Quand je raconte cet échange lors du déjeuner avec Mayberry, elle rit en connaissance de cause. « Iain est plutôt un personnage zen », dit-elle. Doherty, en revanche, dégage une énergie farfelue : peu de temps après son commentaire sur le « désastre », il renverse le crémier et court-circuite presque mon enregistreur. «Je me situe quelque part entre les deux», dit Mayberry à propos de ses camarades du groupe. « Martin et moi paniquons à propos de différentes choses – mais nous paniquons tous les deux. »

Heureusement, ils n’ont rien à craindre.Chaque œil ouvertse développe sur le son deOs; il est plus audacieux et encore plus accrocheur que son prédécesseur.

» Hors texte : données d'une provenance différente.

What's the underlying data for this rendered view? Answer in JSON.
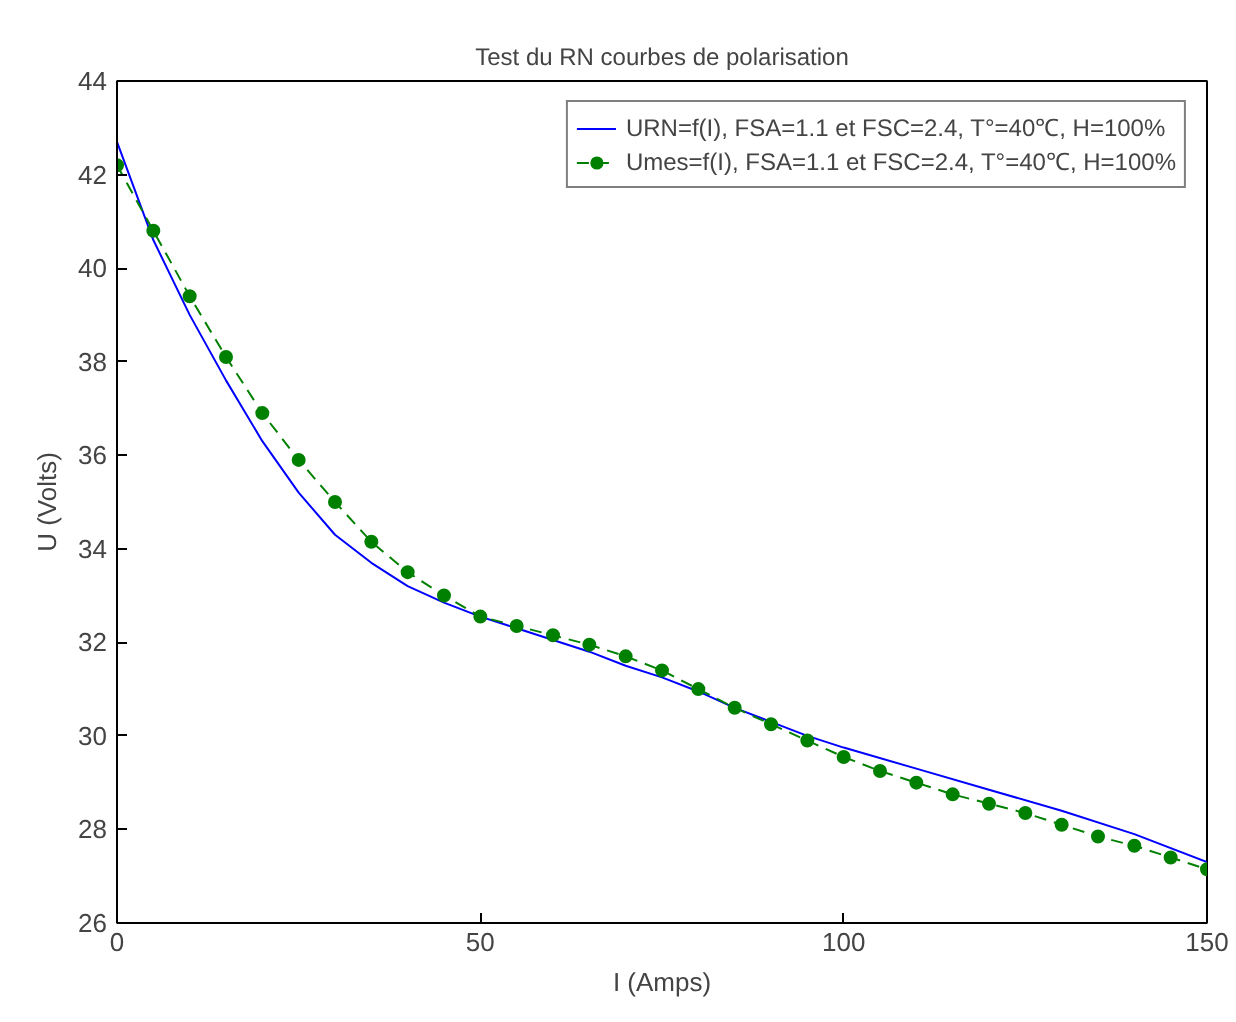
{
  "chart_data": {
    "type": "line",
    "title": "Test du RN courbes de polarisation",
    "xlabel": "I (Amps)",
    "ylabel": "U (Volts)",
    "xlim": [
      0,
      150
    ],
    "xticks": [
      0,
      50,
      100,
      150
    ],
    "ylim": [
      26,
      44
    ],
    "yticks": [
      26,
      28,
      30,
      32,
      34,
      36,
      38,
      40,
      42,
      44
    ],
    "grid": false,
    "legend": "top right",
    "series": [
      {
        "name": "URN=f(I), FSA=1.1 et FSC=2.4, T°=40℃, H=100%",
        "color": "#0000ff",
        "line_style": "solid",
        "marker": "none",
        "x": [
          0,
          5,
          10,
          15,
          20,
          25,
          30,
          35,
          40,
          45,
          50,
          55,
          60,
          65,
          70,
          75,
          80,
          85,
          90,
          95,
          100,
          110,
          120,
          130,
          140,
          150
        ],
        "values": [
          42.7,
          40.6,
          39.0,
          37.6,
          36.3,
          35.2,
          34.3,
          33.7,
          33.2,
          32.85,
          32.55,
          32.3,
          32.05,
          31.8,
          31.5,
          31.25,
          30.95,
          30.6,
          30.3,
          30.0,
          29.75,
          29.3,
          28.85,
          28.4,
          27.9,
          27.3
        ]
      },
      {
        "name": "Umes=f(I), FSA=1.1 et FSC=2.4, T°=40℃, H=100%",
        "color": "#008000",
        "line_style": "dashed",
        "marker": "circle",
        "x": [
          0,
          5,
          10,
          15,
          20,
          25,
          30,
          35,
          40,
          45,
          50,
          55,
          60,
          65,
          70,
          75,
          80,
          85,
          90,
          95,
          100,
          105,
          110,
          115,
          120,
          125,
          130,
          135,
          140,
          145,
          150
        ],
        "values": [
          42.2,
          40.8,
          39.4,
          38.1,
          36.9,
          35.9,
          35.0,
          34.15,
          33.5,
          33.0,
          32.55,
          32.35,
          32.15,
          31.95,
          31.7,
          31.4,
          31.0,
          30.6,
          30.25,
          29.9,
          29.55,
          29.25,
          29.0,
          28.75,
          28.55,
          28.35,
          28.1,
          27.85,
          27.65,
          27.4,
          27.15
        ]
      }
    ]
  }
}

Mayberry est devenue une chanteuse plus sûre d'elle, et Cook et Doherty sont devenus de meilleurs producteurs, suffisamment confiants pour faire plus avec moins. "Nous revenons sans cesse à l'idée de rendre ce disque aussi simple que possible", explique Doherty. Pourtant, ils ont découvert un autre avantage de ne pas avoir à payer un producteur extérieur : plus d’argent pour améliorer votre équipement. "Vous connaissez les Van Halen'Saut'le son du clavier ?' Me demande Doherty, une étincelle dans les yeux. "Nous en avons un."

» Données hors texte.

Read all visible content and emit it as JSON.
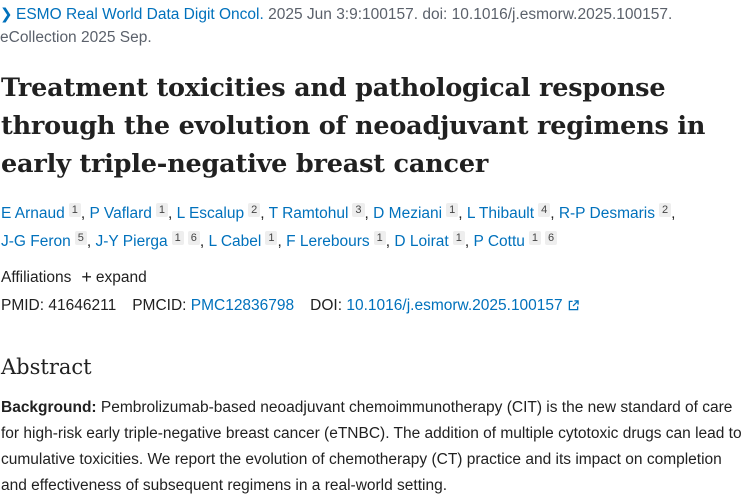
{
  "citation": {
    "journal": "ESMO Real World Data Digit Oncol.",
    "details": " 2025 Jun 3:9:100157. doi: 10.1016/j.esmorw.2025.100157. eCollection 2025 Sep."
  },
  "article": {
    "title": "Treatment toxicities and pathological response through the evolution of neoadjuvant regimens in early triple-negative breast cancer"
  },
  "authors": [
    {
      "name": "E Arnaud",
      "aff": "1"
    },
    {
      "name": "P Vaflard",
      "aff": "1"
    },
    {
      "name": "L Escalup",
      "aff": "2"
    },
    {
      "name": "T Ramtohul",
      "aff": "3"
    },
    {
      "name": "D Meziani",
      "aff": "1"
    },
    {
      "name": "L Thibault",
      "aff": "4"
    },
    {
      "name": "R-P Desmaris",
      "aff": "2"
    },
    {
      "name": "J-G Feron",
      "aff": "5"
    },
    {
      "name": "J-Y Pierga",
      "aff": "1",
      "aff2": "6"
    },
    {
      "name": "L Cabel",
      "aff": "1"
    },
    {
      "name": "F Lerebours",
      "aff": "1"
    },
    {
      "name": "D Loirat",
      "aff": "1"
    },
    {
      "name": "P Cottu",
      "aff": "1",
      "aff2": "6"
    }
  ],
  "affiliations": {
    "label": "Affiliations",
    "expand_label": "expand"
  },
  "identifiers": {
    "pmid_label": "PMID:",
    "pmid": "41646211",
    "pmcid_label": "PMCID:",
    "pmcid": "PMC12836798",
    "doi_label": "DOI:",
    "doi": "10.1016/j.esmorw.2025.100157"
  },
  "abstract": {
    "heading": "Abstract",
    "background_label": "Background:",
    "background_text": " Pembrolizumab-based neoadjuvant chemoimmunotherapy (CIT) is the new standard of care for high-risk early triple-negative breast cancer (eTNBC). The addition of multiple cytotoxic drugs can lead to cumulative toxicities. We report the evolution of chemotherapy (CT) practice and its impact on completion and effectiveness of subsequent regimens in a real-world setting."
  },
  "icons": {
    "chevron": "chevron-right-icon",
    "plus": "plus-icon",
    "external": "external-link-icon"
  },
  "colors": {
    "link": "#0071bc",
    "text": "#212121",
    "muted": "#5b616b"
  }
}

Dans le Music Hall bondé, les nouveaux morceaux semblent énormes – presque trop gros pour la salle. (Le groupe jouera au SummerStage, d'une capacité de 5 000 personnes, à son retour en ville en septembre.) Tout au long du spectacle, Mayberry reste immobile ; quelque peu paradoxalement, c'est sa relative banalité et son léger malaise qui lui font faire une figure si puissante sur scène. Il y a une génération, l'expressionmusicienne féministeutilisé pour évoquer une image étroite et spécifique dans la culture – très probablement, une femme « en colère » brandissant une guitare dans un groupe punk. Mais Chvrches existe à un moment où ce stéréotype explose et où des femmes de tous genres assument et diversifient le manteau féministe. Alors que nous terminons notre curry, Mayberry dit qu'en raison de sa petite taille et de son style discret, elle est habituée à ce que les gens la sous-estiment. «J'ai parfois l'impression qu'elle est si mignonne et si mignonne… et elle jure comme un soldat ! Que se passe-t-il?' » Elle sourit sournoisement. "C'est bien d'écraser les attentes des gens."

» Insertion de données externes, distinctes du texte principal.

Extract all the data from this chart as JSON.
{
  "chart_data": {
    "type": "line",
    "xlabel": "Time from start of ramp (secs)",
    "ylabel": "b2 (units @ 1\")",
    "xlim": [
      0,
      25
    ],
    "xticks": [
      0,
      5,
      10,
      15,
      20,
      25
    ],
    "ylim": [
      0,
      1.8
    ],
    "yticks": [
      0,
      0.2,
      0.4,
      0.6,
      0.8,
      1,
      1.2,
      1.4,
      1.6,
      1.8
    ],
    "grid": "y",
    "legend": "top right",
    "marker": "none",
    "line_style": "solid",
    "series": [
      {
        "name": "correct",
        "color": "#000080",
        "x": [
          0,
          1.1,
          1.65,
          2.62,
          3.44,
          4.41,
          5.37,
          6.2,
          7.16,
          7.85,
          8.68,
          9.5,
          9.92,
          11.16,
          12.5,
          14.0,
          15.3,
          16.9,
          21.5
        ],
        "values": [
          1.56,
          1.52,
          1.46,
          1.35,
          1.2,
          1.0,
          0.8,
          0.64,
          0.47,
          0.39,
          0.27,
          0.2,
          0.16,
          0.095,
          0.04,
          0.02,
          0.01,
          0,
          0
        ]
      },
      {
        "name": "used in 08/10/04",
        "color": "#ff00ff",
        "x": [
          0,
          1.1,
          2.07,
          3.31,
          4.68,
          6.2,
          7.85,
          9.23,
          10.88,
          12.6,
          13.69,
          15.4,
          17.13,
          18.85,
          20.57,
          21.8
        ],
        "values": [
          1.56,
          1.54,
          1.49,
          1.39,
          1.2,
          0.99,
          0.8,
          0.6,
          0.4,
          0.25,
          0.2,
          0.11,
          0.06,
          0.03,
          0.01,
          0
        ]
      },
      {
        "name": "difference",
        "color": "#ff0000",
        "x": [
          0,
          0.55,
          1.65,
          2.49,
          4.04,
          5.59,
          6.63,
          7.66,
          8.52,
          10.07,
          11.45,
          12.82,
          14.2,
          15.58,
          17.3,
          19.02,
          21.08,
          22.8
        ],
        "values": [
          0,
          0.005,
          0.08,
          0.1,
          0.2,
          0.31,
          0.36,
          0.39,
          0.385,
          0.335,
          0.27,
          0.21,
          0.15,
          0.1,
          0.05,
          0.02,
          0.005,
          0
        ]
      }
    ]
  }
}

Malheureusement, les trolls resteront des trolls, et alors que le groupe terminait son enregistrement, Mayberry a publié une nouvelle menace de viol sur son Instagram, le genre de menace qu'elle dit recevoir « quotidiennement ». La légende qu’elle a écrite était cependant galvanisante. « Ces gens n’apprennent jamais que la violence contre les femmes est inacceptable », peut-on lire. « Mais ils n’apprennent jamais non plus que les femmes ne seront pas humiliées, réduites au silence et obligées de disparaître. » Elle a conclu par une phrase qui ressemble à une chanson de Chvrches : « Je ne vais nulle part. Alors allez-y, enfoirés. Voyons qui cligne des yeux en premier.

*Cet article paraît dans le numéro du 10 août 2015 deNew YorkRevue.